Namibia temporarily bans maize, pearl millet imports to protect local producers

Namibia will temporarily discontinue white maize imports starting June 1 until the local harvest has been taken up and partially milled, the Namibian Agronomic Board (NAB) announced this week.

NAB CEO Fidels Mwazi informed mahangu processors that their import permits will only be valid until June 30.

Mahangu, commonly known as pearl millet, is an ancient crop indigenous to Africa. Unlike exotic maize and wheat, pearl millet is a hardy local grain able to grow in areas of low soil fertility and high temperature, in soils with high salinity and low pH.

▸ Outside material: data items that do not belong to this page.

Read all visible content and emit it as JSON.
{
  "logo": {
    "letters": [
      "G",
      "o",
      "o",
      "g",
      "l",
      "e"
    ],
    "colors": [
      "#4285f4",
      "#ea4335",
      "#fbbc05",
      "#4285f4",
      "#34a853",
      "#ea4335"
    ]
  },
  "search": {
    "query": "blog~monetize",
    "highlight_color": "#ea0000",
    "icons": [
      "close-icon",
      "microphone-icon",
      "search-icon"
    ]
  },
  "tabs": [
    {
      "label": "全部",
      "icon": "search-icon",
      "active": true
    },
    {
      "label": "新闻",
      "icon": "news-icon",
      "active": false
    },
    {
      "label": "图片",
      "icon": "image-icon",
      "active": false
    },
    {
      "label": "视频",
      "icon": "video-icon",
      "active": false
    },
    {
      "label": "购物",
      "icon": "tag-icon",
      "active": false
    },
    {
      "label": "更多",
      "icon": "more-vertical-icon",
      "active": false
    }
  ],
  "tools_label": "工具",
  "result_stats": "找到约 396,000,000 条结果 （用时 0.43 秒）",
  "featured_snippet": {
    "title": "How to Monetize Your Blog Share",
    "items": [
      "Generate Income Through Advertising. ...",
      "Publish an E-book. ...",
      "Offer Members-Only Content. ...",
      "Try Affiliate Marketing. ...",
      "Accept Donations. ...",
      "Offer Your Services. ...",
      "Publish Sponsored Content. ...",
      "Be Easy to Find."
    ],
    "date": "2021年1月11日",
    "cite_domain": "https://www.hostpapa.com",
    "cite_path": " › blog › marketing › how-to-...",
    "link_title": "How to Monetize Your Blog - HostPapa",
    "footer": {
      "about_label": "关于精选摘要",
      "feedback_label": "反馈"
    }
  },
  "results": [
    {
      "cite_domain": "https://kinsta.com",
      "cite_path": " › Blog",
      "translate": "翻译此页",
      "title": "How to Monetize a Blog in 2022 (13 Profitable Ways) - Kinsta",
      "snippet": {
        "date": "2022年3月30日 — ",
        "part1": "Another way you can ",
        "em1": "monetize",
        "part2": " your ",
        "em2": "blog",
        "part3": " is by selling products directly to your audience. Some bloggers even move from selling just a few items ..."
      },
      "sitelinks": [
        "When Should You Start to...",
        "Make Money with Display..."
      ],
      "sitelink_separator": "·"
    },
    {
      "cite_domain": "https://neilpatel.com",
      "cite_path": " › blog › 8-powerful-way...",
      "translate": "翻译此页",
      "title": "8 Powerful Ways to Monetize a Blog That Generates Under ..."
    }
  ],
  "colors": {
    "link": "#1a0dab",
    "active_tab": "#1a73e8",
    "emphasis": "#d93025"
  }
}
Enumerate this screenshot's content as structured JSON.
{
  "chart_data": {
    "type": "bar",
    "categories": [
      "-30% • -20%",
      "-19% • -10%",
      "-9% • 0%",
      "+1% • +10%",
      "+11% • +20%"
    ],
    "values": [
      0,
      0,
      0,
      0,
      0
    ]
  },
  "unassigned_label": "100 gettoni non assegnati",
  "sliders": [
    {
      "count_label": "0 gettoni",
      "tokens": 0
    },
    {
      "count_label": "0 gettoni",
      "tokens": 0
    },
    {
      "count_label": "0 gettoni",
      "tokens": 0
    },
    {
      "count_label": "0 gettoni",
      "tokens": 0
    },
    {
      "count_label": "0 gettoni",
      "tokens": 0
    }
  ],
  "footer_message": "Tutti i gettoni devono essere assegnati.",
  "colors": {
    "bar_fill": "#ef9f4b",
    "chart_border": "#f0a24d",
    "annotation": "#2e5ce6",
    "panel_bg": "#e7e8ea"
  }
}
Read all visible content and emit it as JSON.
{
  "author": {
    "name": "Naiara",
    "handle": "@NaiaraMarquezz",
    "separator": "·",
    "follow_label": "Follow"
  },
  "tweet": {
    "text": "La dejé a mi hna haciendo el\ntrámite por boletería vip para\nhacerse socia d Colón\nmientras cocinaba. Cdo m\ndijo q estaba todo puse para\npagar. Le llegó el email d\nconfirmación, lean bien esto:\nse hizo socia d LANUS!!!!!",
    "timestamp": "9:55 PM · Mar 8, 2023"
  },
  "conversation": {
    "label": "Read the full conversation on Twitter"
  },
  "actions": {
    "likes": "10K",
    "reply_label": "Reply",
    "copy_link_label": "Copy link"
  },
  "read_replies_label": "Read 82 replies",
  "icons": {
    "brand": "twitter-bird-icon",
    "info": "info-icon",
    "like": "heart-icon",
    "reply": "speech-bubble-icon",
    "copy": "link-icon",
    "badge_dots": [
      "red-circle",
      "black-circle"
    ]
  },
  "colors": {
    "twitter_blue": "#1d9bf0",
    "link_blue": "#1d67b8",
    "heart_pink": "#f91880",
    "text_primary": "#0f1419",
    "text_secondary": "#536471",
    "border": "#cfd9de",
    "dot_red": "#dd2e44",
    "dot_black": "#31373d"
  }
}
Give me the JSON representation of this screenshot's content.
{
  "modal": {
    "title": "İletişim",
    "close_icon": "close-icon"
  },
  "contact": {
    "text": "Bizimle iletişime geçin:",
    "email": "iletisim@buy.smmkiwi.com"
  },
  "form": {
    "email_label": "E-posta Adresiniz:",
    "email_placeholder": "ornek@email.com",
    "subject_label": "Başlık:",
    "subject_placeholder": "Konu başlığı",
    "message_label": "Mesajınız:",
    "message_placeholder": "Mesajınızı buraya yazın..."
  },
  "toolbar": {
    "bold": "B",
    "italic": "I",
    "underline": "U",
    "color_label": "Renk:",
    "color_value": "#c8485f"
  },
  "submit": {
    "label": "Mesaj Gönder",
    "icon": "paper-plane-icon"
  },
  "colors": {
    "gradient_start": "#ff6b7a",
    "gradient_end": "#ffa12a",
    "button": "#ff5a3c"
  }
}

“Due to good rainfall experienced in most of the production zones, a total of 3,000 tons is expected to be marketed to millers and silos during this upcoming marketing season,” Mwazi said.

Mahangu is mainly produced in the northern regions of Zambezi, Kavango East and West, Ohangwena, Oshikoto, Oshana and Omusati.

According to recent estimates by the NAB, the projected local white maize demand for the next six months in Namibia stands at 70,000 metric tons while the expected harvest to be marketed to processors and silos by Namibian producers stands at 64,039 metric tons.

The projected local mahangu formal market demand for the next six months stands at 1,800 metric tonnes with Namibian producers expected to market 1,823 metric tonnes to processors.

The NAB said millers refusing to take up maize from producers during the restricted import period will not be given import permits and producers are requested to report such cases to the NAB.